Baltimore suburbs instituting pilot compost recycling program

The Baltimore area has embraced the city's single-stream recycling program, which helps residents place all of their paper, plastic, cardboard and other products into a single blue bin, but until now the city lumped food waste in with standard garbage disposal. The citizens of Howard County will soon be one of the first East Coast communities that will be able to recycle old banana peels, egg shells and even old pizza boxes in the area's new large-scale composting program, according to the Baltimore Sun.
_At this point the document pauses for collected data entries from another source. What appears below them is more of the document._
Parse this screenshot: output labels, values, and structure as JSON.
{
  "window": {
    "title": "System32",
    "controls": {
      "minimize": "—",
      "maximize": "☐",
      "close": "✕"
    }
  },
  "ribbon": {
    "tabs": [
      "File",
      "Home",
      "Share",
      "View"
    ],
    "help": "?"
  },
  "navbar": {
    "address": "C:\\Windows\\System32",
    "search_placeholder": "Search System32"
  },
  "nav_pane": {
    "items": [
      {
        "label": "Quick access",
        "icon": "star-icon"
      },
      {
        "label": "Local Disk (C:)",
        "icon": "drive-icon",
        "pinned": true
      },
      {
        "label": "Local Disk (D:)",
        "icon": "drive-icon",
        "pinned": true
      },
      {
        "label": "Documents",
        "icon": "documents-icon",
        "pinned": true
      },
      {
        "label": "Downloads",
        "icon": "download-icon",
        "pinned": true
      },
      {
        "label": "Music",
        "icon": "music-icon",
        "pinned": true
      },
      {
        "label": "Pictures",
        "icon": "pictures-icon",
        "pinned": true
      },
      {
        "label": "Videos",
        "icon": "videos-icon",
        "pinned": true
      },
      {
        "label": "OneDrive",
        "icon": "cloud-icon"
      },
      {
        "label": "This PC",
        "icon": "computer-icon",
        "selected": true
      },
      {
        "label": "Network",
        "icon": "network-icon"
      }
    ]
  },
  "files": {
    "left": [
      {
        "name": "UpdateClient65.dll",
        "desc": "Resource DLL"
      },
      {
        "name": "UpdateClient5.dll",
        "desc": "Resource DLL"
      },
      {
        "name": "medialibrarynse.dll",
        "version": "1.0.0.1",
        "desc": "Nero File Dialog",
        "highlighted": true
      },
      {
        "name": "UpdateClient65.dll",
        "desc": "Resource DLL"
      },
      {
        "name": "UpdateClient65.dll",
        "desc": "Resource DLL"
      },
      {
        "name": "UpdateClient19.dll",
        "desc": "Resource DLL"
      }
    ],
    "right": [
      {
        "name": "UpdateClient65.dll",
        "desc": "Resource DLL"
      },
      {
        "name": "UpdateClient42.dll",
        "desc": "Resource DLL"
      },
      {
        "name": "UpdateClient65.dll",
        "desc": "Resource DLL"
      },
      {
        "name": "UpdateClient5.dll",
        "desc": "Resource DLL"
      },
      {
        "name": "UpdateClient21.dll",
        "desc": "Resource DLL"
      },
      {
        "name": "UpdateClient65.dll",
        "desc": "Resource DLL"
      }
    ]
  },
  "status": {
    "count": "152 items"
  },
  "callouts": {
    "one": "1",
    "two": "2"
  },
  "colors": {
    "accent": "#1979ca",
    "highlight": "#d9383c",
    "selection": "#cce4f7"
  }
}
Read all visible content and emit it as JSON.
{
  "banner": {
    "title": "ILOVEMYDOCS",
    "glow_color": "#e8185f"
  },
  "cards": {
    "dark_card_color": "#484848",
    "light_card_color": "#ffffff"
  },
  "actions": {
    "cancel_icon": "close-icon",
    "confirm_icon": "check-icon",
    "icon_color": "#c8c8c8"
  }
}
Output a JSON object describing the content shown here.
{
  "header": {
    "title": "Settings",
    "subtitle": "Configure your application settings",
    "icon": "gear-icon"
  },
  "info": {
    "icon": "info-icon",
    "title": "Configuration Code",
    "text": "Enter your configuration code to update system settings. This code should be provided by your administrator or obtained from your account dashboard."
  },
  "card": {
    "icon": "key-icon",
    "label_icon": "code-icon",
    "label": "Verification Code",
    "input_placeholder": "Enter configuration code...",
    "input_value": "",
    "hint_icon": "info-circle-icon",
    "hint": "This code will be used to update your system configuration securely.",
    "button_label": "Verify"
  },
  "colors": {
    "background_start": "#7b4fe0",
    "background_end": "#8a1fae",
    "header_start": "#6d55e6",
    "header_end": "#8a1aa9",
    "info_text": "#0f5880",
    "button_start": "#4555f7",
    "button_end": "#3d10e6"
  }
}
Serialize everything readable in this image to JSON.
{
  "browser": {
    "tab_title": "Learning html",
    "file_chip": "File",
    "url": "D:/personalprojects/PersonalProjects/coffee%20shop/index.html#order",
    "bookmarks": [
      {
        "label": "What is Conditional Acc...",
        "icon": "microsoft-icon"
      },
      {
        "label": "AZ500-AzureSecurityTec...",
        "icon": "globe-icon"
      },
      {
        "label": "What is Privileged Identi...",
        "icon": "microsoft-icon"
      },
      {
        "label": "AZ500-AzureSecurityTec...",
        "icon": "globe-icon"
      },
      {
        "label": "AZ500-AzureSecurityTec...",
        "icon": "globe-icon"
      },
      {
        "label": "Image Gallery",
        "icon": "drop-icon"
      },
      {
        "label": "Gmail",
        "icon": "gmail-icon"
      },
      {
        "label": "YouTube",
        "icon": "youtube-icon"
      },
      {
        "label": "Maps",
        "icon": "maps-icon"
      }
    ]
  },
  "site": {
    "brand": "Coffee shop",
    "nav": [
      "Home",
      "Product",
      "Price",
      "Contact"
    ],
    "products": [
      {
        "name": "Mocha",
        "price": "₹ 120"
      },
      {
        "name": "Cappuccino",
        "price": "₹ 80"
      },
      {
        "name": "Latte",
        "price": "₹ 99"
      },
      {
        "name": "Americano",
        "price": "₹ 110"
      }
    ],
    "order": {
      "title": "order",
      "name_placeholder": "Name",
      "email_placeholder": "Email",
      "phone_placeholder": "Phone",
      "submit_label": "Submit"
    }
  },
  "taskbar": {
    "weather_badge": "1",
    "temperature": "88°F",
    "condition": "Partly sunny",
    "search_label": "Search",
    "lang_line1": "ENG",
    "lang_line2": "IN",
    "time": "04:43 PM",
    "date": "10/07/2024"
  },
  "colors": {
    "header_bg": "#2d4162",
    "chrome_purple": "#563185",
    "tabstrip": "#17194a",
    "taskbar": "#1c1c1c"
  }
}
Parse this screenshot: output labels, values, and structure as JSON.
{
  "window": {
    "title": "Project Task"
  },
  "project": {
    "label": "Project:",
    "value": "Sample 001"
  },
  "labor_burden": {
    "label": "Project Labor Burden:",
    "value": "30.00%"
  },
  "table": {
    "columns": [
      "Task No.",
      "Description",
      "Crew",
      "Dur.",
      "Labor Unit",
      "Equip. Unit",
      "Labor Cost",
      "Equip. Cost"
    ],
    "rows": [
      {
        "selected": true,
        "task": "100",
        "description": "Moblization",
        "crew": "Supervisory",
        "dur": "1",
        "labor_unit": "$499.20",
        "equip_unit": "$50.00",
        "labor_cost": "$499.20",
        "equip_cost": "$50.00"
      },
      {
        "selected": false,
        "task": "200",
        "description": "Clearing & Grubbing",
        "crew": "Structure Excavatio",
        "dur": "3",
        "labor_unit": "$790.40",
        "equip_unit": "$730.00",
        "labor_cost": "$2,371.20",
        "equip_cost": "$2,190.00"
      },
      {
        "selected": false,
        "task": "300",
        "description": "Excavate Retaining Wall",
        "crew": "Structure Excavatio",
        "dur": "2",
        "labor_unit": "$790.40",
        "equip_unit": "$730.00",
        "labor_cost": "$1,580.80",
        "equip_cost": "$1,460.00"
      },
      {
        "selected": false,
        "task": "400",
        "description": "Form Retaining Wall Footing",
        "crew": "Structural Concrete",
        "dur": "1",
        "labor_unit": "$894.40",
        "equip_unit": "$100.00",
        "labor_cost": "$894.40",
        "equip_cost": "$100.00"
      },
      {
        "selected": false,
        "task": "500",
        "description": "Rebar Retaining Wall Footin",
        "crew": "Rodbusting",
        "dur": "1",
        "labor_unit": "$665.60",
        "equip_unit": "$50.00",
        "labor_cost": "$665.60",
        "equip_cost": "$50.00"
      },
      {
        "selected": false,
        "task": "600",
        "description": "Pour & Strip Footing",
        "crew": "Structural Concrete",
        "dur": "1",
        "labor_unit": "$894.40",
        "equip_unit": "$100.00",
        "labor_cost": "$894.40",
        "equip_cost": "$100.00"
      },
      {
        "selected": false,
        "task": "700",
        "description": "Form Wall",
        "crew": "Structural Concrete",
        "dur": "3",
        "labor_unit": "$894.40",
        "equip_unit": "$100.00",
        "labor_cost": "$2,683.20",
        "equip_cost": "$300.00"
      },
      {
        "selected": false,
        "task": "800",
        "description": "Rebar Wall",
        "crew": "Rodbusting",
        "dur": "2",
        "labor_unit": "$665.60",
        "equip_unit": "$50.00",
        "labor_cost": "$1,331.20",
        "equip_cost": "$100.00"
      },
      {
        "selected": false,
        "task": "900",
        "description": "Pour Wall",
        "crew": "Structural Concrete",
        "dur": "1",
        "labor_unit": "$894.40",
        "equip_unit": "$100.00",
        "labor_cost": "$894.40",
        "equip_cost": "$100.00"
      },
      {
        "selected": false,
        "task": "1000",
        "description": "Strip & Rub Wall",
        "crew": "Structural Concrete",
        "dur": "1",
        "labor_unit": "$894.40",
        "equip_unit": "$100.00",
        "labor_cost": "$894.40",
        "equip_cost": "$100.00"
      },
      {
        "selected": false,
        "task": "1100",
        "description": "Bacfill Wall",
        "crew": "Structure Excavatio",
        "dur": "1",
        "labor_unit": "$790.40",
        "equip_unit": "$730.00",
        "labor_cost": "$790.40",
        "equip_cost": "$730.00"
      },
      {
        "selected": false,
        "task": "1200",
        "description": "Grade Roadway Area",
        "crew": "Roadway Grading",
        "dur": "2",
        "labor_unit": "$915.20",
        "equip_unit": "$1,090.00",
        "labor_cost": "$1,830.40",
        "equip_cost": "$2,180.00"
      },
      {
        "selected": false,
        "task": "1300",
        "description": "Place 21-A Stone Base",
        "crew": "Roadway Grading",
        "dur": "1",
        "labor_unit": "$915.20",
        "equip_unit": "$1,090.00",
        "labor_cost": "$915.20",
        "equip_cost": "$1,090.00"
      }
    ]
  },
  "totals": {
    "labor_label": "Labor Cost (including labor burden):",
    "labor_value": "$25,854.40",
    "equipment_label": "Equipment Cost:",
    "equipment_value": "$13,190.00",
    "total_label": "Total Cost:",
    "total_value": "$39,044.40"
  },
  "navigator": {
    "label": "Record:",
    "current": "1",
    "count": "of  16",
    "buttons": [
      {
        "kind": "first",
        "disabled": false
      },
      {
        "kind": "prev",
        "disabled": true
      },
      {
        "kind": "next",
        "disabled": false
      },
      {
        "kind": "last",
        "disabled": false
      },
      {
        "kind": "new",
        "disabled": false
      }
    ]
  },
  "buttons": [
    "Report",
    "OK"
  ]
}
The county will enlist the help of nearly 5,000 residents in the Elkridge and Ellicott City areas to give the compost recycling program a try, and to see if it can help to ease the burden on local trash collectors. Howard County will supply individuals with a 35-gallon container that can hold all of their food waste and will be collected once a week with the other household waste. It will then be transported to a local recycling center where it will be converted into soil nutrients.

"We will make a product versus waste," Evelyn Tomlin, chief of the county bureau of environmental services, told the news source. "It will save in waste and in costs."

Since the county pays for the waste pickup by the ton, removing this reusable material will help the area cut down on costs and be able to sell this spent material to local recycling centers. But area residents seem to be ready to make a few everyday changes to help create a greener community.

"It's really just a small lifestyle change. You're going to throw it out anyway. If you just get people in that mindset, it's really easy," Robin Page, a Howard County resident, told the news source.